Il fascino discreto della corruzione

Se Flaubert potesse aggiornare il suo Dizionario dei luoghi comuni, molto probabilmente aggiungerebbe “Corruzione: indignarsi contro”. I commenti rilasciati dalla gran parte dei politici in seguito alla scoperta da parte della Procura di Milano di una cupola che controlla gli appalti di Expo Milano 2015 sono pieni di doppiezza e fariseismo. “L’unica cosa da non fare è cancellare Expo. Sarebbe la più grande sconfitta per la democrazia, sarebbe come ammettere che l’illegalità ha vinto”, le dichiarazioni del presidente dell’Autorità nazionale anticorruzione Raffaele Cantone, chiamato dal premier Matteo Renzi a seguire i lavori dell’Expo, riassumono il pensiero dei vai Lupi, Alfano, Maroni, Pisapia e tutta l’allegra combriccola di expoentusiasti.

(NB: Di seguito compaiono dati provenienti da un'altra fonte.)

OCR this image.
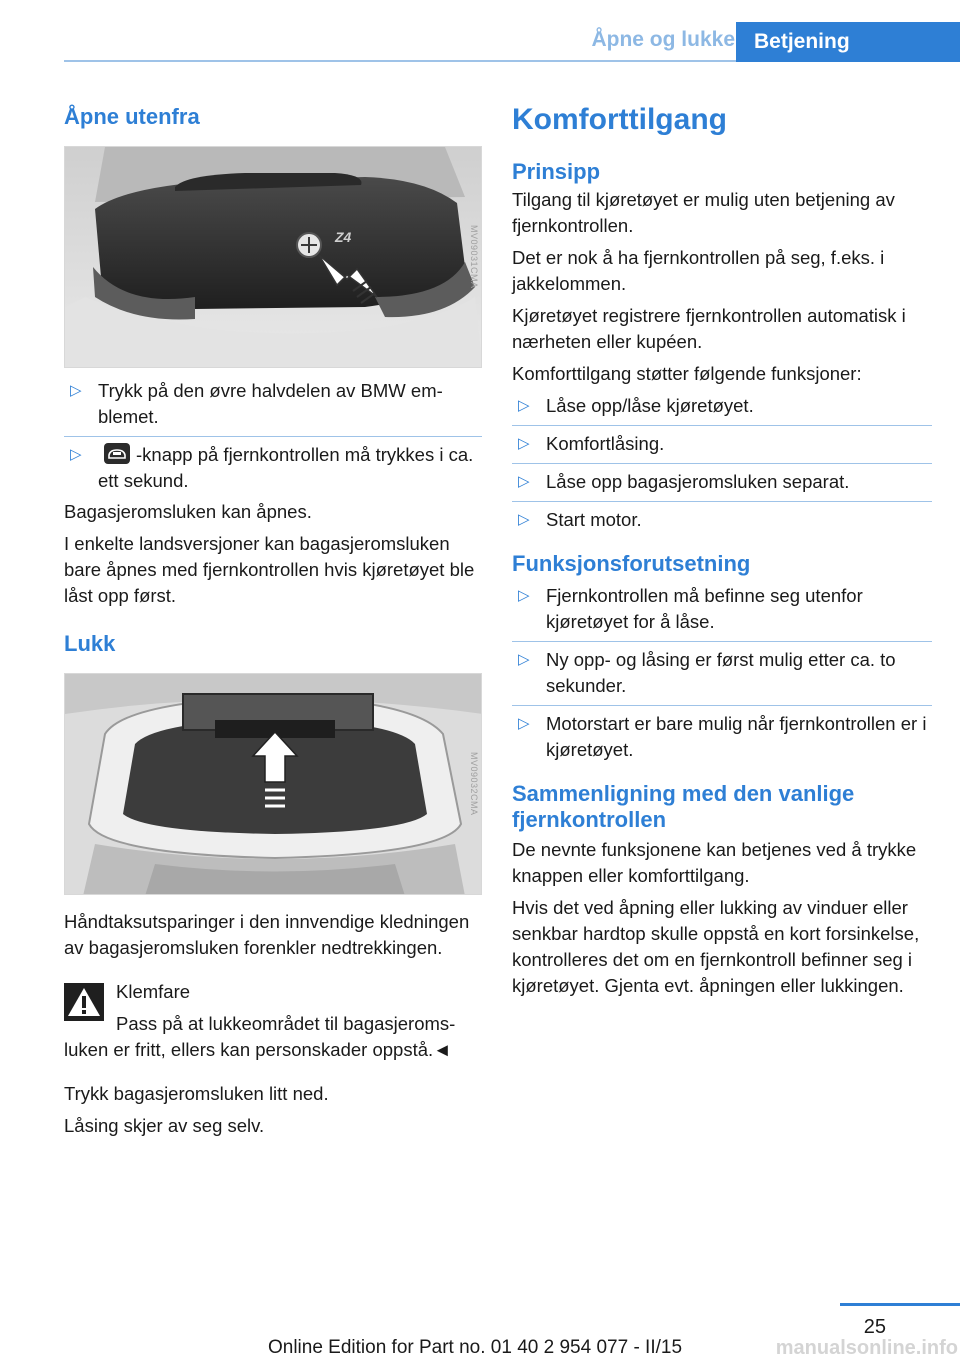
Åpne og lukke Betjening
Åpne utenfra
Z4	MV09031CMA
▷ Trykk på den øvre halvdelen av BMW emblemet.
▷	-knapp på fjernkontrollen må trykkes i ca. ett sekund.
Bagasjeromsluken kan åpnes.
I enkelte landsversjoner kan bagasjeromsluken bare åpnes med fjernkontrollen hvis kjøretøyet ble låst opp først.
Lukk
MV09032CMA
Håndtaksutsparinger i den innvendige kledningen av bagasjeromsluken forenkler nedtrekkingen.
Klemfare
Pass på at lukkeområdet til bagasjeromsluken er fritt, ellers kan personskader oppstå.◄
Trykk bagasjeromsluken litt ned.
Låsing skjer av seg selv.
Komforttilgang
Prinsipp
Tilgang til kjøretøyet er mulig uten betjening av fjernkontrollen.
Det er nok å ha fjernkontrollen på seg, f.eks. i jakkelommen.
Kjøretøyet registrere fjernkontrollen automatisk i nærheten eller kupéen.
Komforttilgang støtter følgende funksjoner:
▷ Låse opp/låse kjøretøyet.
▷ Komfortlåsing.
▷ Låse opp bagasjeromsluken separat.
▷ Start motor.
Funksjonsforutsetning
▷ Fjernkontrollen må befinne seg utenfor kjøretøyet for å låse.
▷ Ny opp- og låsing er først mulig etter ca. to sekunder.
▷ Motorstart er bare mulig når fjernkontrollen er i kjøretøyet.
Sammenligning med den vanlige fjernkontrollen
De nevnte funksjonene kan betjenes ved å trykke knappen eller komforttilgang.
Hvis det ved åpning eller lukking av vinduer eller senkbar hardtop skulle oppstå en kort forsinkelse, kontrolleres det om en fjernkontroll befinner seg i kjøretøyet. Gjenta evt. åpningen eller lukkingen.
25
manualsonline.info
Online Edition for Part no. 01 40 2 954 077 - II/15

E così al grido di ‘Expo deve andare avanti’ rimetteremo la testa sotto la sabbia, almeno finché una nuova bufera giudiziaria non ci costringerà a rialzarla.

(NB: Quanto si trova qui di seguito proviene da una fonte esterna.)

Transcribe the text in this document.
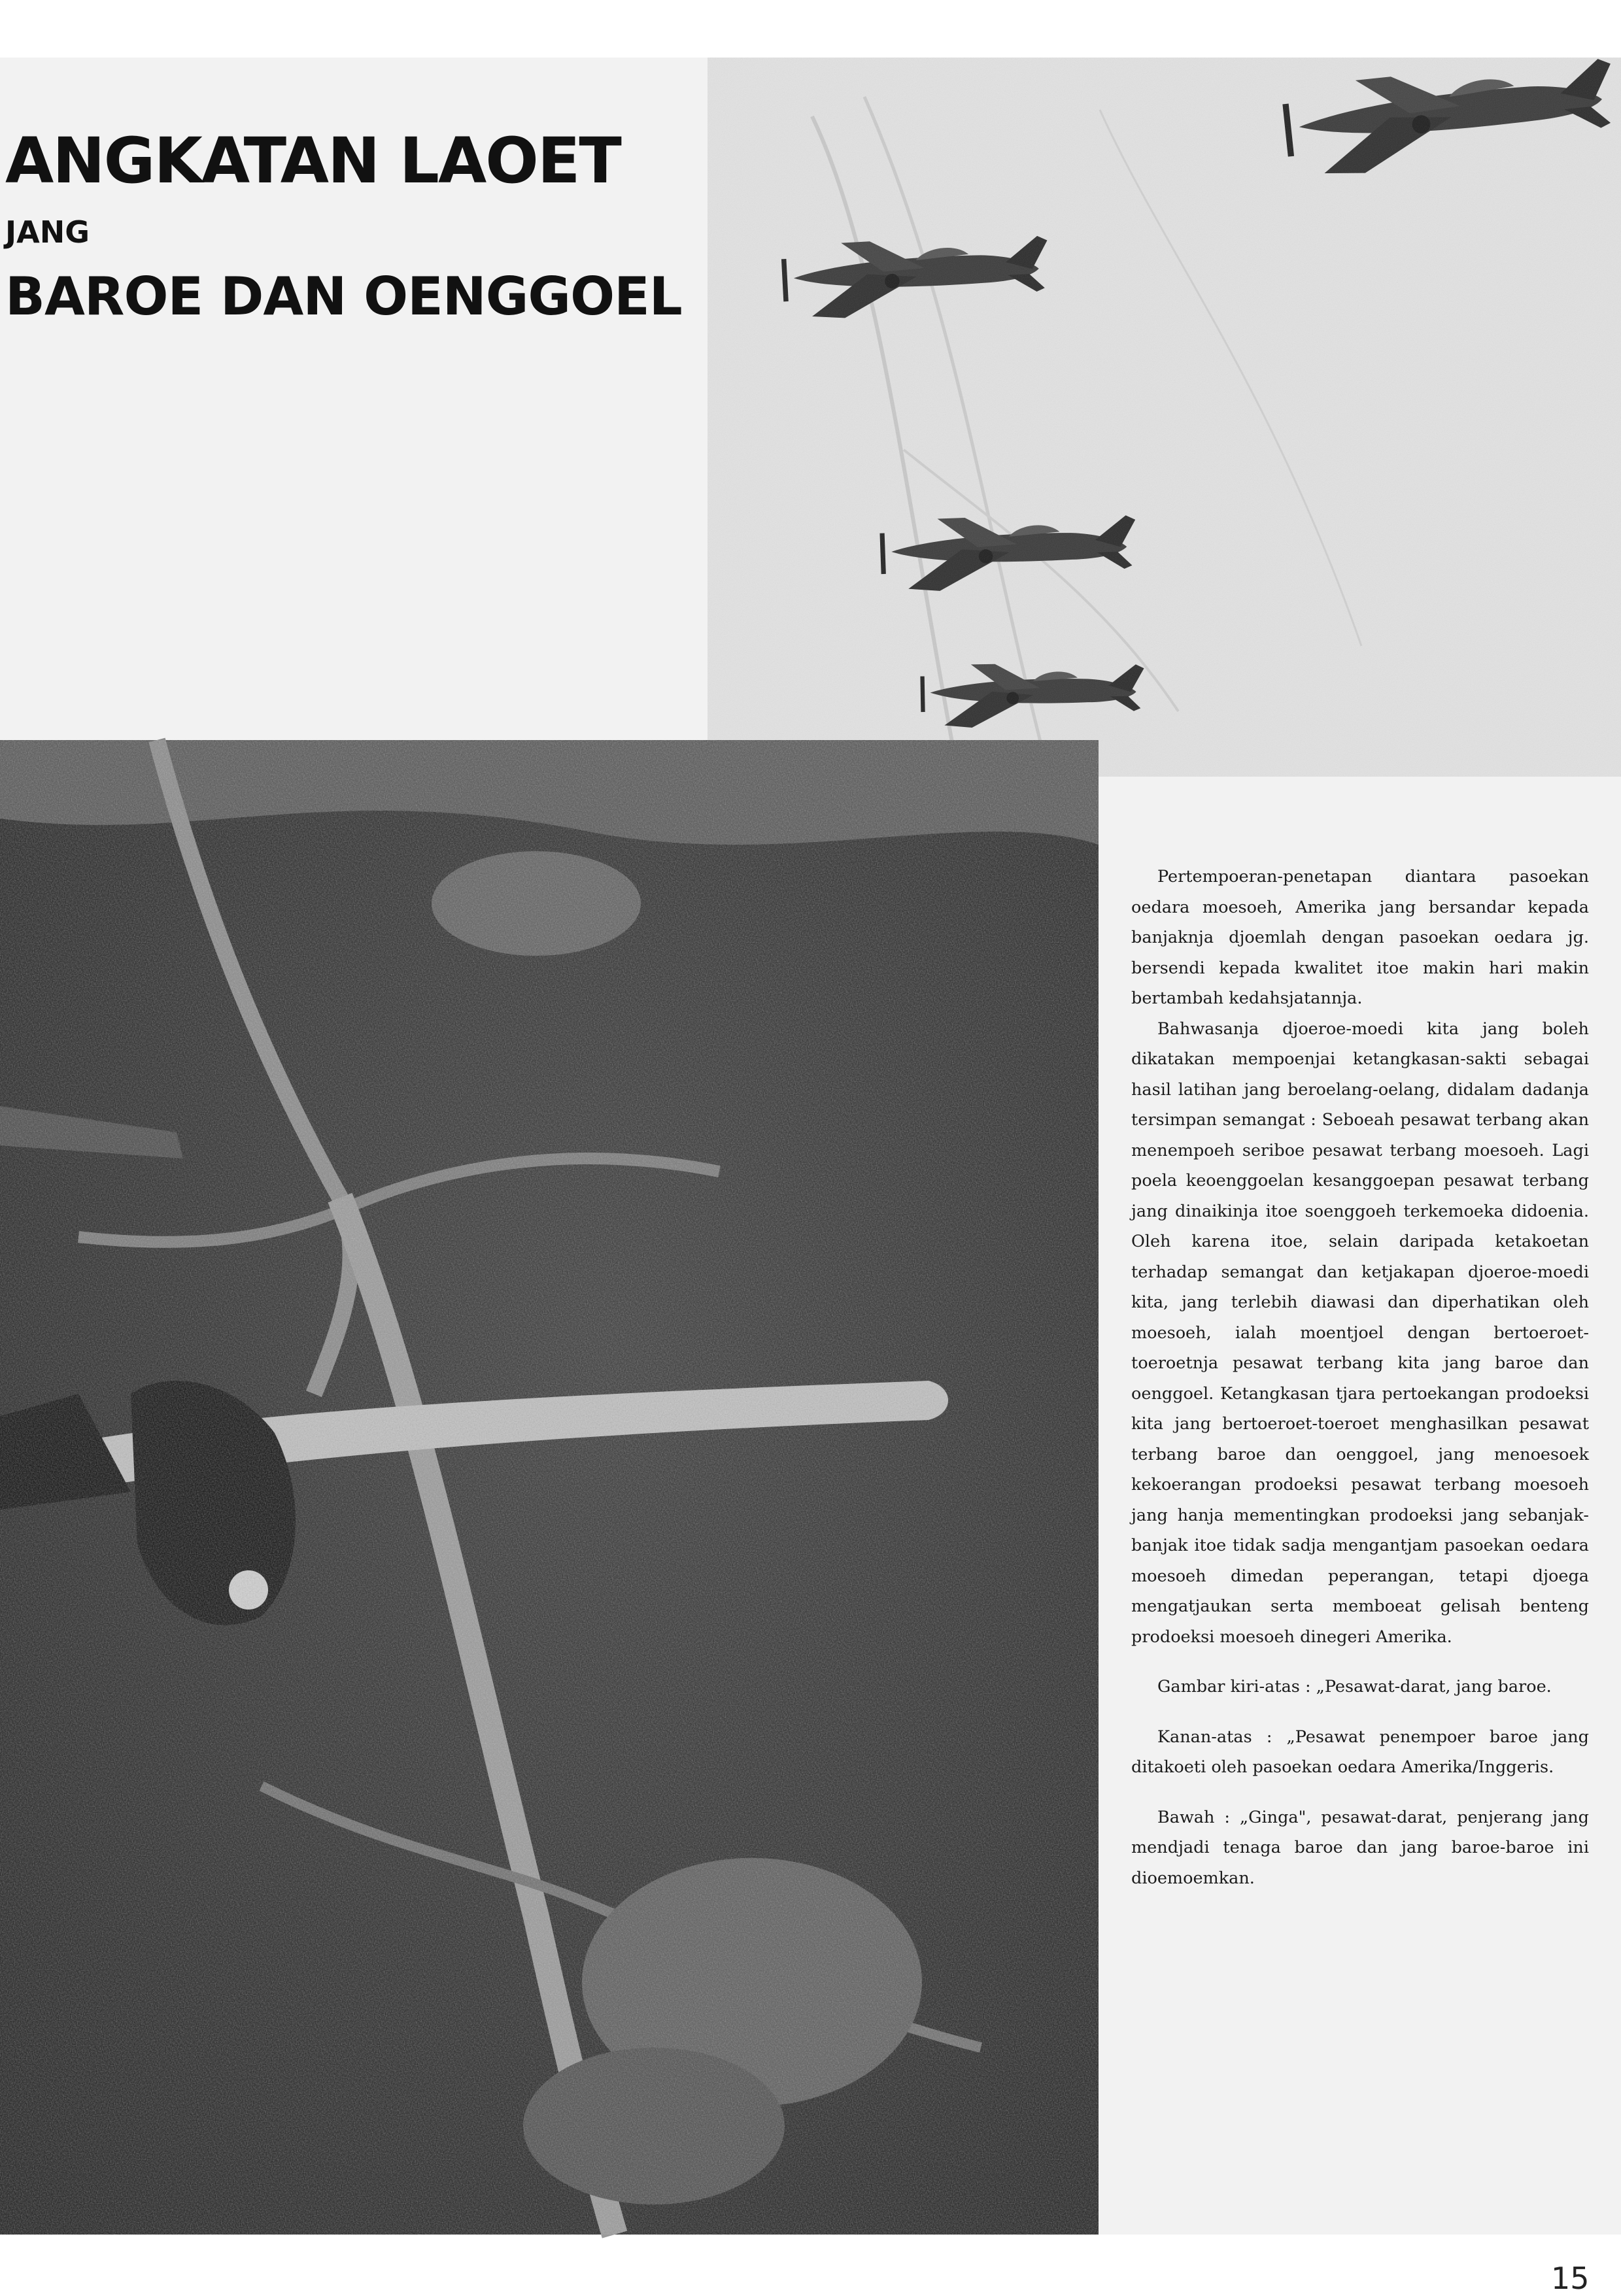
ANGKATAN LAOET
JANG
BAROE DAN OENGGOEL

Pertempoeran-penetapan diantara pasoekan oedara moesoeh, Amerika jang bersandar kepada banjaknja djoemlah dengan pasoekan oedara jg. bersendi kepada kwalitet itoe makin hari makin bertambah kedahsjatannja.

Bahwasanja djoeroe-moedi kita jang boleh dikatakan mempoenjai ketangkasan-sakti sebagai hasil latihan jang beroelang-oelang, didalam dadanja tersimpan semangat : Seboeah pesawat terbang akan menempoeh seriboe pesawat terbang moesoeh. Lagi poela keoenggoelan kesanggoepan pesawat terbang jang dinaikinja itoe soenggoeh terkemoeka didoenia. Oleh karena itoe, selain daripada ketakoetan terhadap semangat dan ketjakapan djoeroe-moedi kita, jang terlebih diawasi dan diperhatikan oleh moesoeh, ialah moentjoel dengan bertoeroet-toeroetnja pesawat terbang kita jang baroe dan oenggoel. Ketangkasan tjara pertoekangan prodoeksi kita jang bertoeroet-toeroet menghasilkan pesawat terbang baroe dan oenggoel, jang menoesoek kekoerangan prodoeksi pesawat terbang moesoeh jang hanja mementingkan prodoeksi jang sebanjak-banjak itoe tidak sadja mengantjam pasoekan oedara moesoeh dimedan peperangan, tetapi djoega mengatjaukan serta memboeat gelisah benteng prodoeksi moesoeh dinegeri Amerika.

Gambar kiri-atas : „Pesawat-darat, jang baroe.

Kanan-atas : „Pesawat penempoer baroe jang ditakoeti oleh pasoekan oedara Amerika/Inggeris.

Bawah : „Ginga", pesawat-darat, penjerang jang mendjadi tenaga baroe dan jang baroe-baroe ini dioemoemkan.

15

Non è davvero un caso se tra i dannati della V Bolgia dell’VIII Cerchio dell’Inferno Dante pone i corrotti (colpevoli di aver usato le loro cariche pubbliche per arricchirsi attraverso la compravendita di provvedimenti, permessi, privilegi) vicino agli ipocriti.
L’Italia è come l’alveare immaginato da Bernard Mandeville nella sua Favola delle api: prospera e si sviluppa grazie alla corruzione. Tutti lo sanno, compreso quelli che si indignano. I politici che rimproverano gli altri farebbero bene a guardare in casa propria. Forse esaminando la propria coscienza si vergognerebbero di protestare per ciò di cui sono anch’essi più o meno colpevoli. L’inclinazione a corrompere e a lasciarsi corrompere appartiene alla natura umana. Ma in molti di quelli che giungono al potere vi è addirittura qualcosa di grossolano e volgare: quasi stupiti di essere arrivati lì, pensano solo ad approfittare dell’improvvisa manna loro offerta. Di questi saccheggiatori che terrorizzano, corrompono e tesorizzano non ci libereremo mai. Non illudiamoci, siamo noi.